LP Estimated Diffuse Signal Approach to Blind Microphone Geometry Calibration

Methodology

Step-1
Reverberant speech signal is decomposed into the constituent early and late components. $$x_m[n]=x_{m,e}[n]+x_{m,l}[n],~\forall~m$$ Weighted prediction error (WPE) method, which is typically used for speech deverberation is used for the signal decomposition.
Step-2
Late component exhibits diffuse noise properties, which has a distance cue. Spatial cross coherence function of the late part is used to estimate the microphone separation.
Spatial cross coherence function is computed as, $$ \Gamma_{ij}[k]=\frac{\mathbb{E}\{X_{i,l}[k]X_{j,l}^*[k]\}}{\sqrt{\mathbb{E}\{|X_{i,l}[k]|^2\}\mathbb{E}\{|X_{j,l}[k]|^2\} }}$$ where \(X_{i,l}[k]\) is the Fourier transform of \(x_{i,l}[n]\). For a spherically isotropic diffuse noise field, $$ \Gamma_{ij}^s[k]=sinc \left (\frac{2\pi k f_s d_{ij}}{Kc} \right )$$ \(\Gamma_{ij}[k]\) is matched against \(\Gamma_{ij}^s[k]\) for the estimation of distance between microphone pair \(i,j\) $$d_{ij}=\underset{d_{ij}}{\arg\min}~\sum_{k=0}^{K/2} |\Gamma_{ij}[k]-\Gamma_{ij}^s[k]|^2 $$
Step-3
Given estimates of distances between all pairs of microphones, Multi-dimensional scaling (MDS ) is used to estimate the microphone geometry.

Illustration

Signal decomposition

mic signal spectrogram early signal spectrogram late signal spectrogram
Spectrograms of microphone signal, estimated early and late components

Real data experiments

Lab recording example

Original and Estimated geometry SRP PHAT response: estimated geometry SRP PHAT response: original geometry

The synthetic meeting recording has a conversation between three participants. Spatial response using estimated microphone geometry is noisy compared to that obtained using the original geometry. However, the locations of peaks are in agreement.

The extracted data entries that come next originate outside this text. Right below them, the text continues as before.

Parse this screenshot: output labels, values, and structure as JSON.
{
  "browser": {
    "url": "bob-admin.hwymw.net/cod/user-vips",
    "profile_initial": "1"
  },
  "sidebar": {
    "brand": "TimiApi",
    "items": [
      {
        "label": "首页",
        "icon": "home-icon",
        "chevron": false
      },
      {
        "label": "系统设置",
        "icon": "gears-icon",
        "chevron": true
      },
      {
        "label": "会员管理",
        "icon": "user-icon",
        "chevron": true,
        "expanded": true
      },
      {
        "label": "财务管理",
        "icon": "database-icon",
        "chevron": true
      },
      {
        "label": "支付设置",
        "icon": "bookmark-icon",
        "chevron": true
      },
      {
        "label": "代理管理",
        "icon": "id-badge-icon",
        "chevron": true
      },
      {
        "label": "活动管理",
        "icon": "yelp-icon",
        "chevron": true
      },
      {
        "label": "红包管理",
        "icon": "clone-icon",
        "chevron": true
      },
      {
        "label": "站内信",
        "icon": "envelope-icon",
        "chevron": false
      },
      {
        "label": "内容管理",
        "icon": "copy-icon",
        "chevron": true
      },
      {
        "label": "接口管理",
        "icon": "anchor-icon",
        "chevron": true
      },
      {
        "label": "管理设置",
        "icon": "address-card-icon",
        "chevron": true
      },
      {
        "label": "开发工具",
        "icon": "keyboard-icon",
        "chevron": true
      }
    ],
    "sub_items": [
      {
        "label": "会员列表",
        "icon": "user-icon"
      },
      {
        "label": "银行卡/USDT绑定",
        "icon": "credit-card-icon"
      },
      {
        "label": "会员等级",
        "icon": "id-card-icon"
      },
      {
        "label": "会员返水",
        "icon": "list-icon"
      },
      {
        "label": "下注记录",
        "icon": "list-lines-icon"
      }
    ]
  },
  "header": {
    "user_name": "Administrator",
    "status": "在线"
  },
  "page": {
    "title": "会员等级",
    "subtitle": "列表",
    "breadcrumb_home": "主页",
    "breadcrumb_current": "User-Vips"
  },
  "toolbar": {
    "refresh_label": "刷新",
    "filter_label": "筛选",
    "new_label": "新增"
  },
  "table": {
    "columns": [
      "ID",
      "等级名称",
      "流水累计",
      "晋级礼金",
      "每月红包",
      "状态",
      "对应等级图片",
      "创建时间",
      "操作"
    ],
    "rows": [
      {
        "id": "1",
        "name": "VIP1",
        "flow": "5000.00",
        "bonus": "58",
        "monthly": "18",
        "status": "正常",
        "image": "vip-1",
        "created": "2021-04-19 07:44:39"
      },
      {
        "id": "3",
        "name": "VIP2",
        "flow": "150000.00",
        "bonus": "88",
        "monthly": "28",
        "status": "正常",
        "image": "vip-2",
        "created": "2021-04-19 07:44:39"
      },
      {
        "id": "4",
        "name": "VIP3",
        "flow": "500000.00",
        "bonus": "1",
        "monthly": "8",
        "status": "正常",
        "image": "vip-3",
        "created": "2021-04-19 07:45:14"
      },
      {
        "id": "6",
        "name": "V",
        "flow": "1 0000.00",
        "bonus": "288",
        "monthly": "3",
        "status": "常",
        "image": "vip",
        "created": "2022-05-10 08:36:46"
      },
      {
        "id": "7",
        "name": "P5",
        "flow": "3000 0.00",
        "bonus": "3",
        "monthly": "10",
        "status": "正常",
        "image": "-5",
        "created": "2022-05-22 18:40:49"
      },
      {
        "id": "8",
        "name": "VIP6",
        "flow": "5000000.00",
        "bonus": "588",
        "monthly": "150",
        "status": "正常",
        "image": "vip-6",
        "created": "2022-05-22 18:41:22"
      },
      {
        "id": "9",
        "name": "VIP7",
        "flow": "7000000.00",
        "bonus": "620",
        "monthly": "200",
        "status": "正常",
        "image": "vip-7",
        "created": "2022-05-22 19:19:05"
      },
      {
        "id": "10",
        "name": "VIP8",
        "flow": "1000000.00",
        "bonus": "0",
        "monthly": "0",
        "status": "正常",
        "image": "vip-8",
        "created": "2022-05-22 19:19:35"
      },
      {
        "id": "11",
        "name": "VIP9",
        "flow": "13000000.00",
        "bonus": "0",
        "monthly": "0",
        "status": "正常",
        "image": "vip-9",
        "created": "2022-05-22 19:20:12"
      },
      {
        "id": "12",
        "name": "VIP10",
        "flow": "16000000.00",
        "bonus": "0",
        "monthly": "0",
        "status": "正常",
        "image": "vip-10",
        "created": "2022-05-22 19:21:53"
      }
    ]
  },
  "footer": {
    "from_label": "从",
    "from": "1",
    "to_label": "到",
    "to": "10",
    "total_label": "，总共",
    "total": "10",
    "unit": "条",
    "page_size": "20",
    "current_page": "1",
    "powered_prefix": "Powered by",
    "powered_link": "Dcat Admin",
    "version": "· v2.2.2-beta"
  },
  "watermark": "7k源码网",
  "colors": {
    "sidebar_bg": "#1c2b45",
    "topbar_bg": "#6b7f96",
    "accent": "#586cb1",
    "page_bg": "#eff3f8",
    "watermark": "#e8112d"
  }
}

AMI meeting corpus example [link]

Original and Estimated geometry SRP PHAT response: estimated geometry SRP PHAT response: original geometry

The meeting recording has a conversation between four participants in a conference room at Edinburgh (ES2016a). The response shows the speaker activity as a function of time. Spatial response using estimated microphone geometry closely matches that obtained using the original geometry

Framewise geometry estimation

The distance estimates obtained in each frame are used to estimate the geometry of microphones. The geometry estimates from each frame are rotated such that the origin is at the geometric center, first microphone is along the \(x\)-axis and the second microphone is in the positive \(x-y\) plane. Animation below shows the geometry estimates for each frame. (Shown in red is the original microphone geometry)


Implementation

Download Code This is a MATLAB .p file implementation of the geometry estimation algorithm. The syntax for using the file is given below.


			%%
			% Syntax [M debugInfo]=estimateGeometry(micSignals,samplingRate,speedOfSound,nDim,LPOrder)
			% Inputs:
			%       micSignals: NxM array for signals of M mics, each N sample length
			%       speedOfSound: sound speed in m/s
			%       samplingRate: samplingRate in Hz
			%       nDim: Dimension of the embedding space
			%       LPOrder (optional): 
			%           Default values
			%                   M=8 => L=8
			%                   M=2 => L=32
			%                   others => L=16
			%
			% Outputs:
			%       M: Estimated microphone positions
			%       debugInfo: A structure with fields
			%                  debugInfo.early-early part spectrogram
			%                  debugInfo.late-late part spectrogram
			%                  debugInfo.distanceMatrix-pairwise microphone distance matrix
			%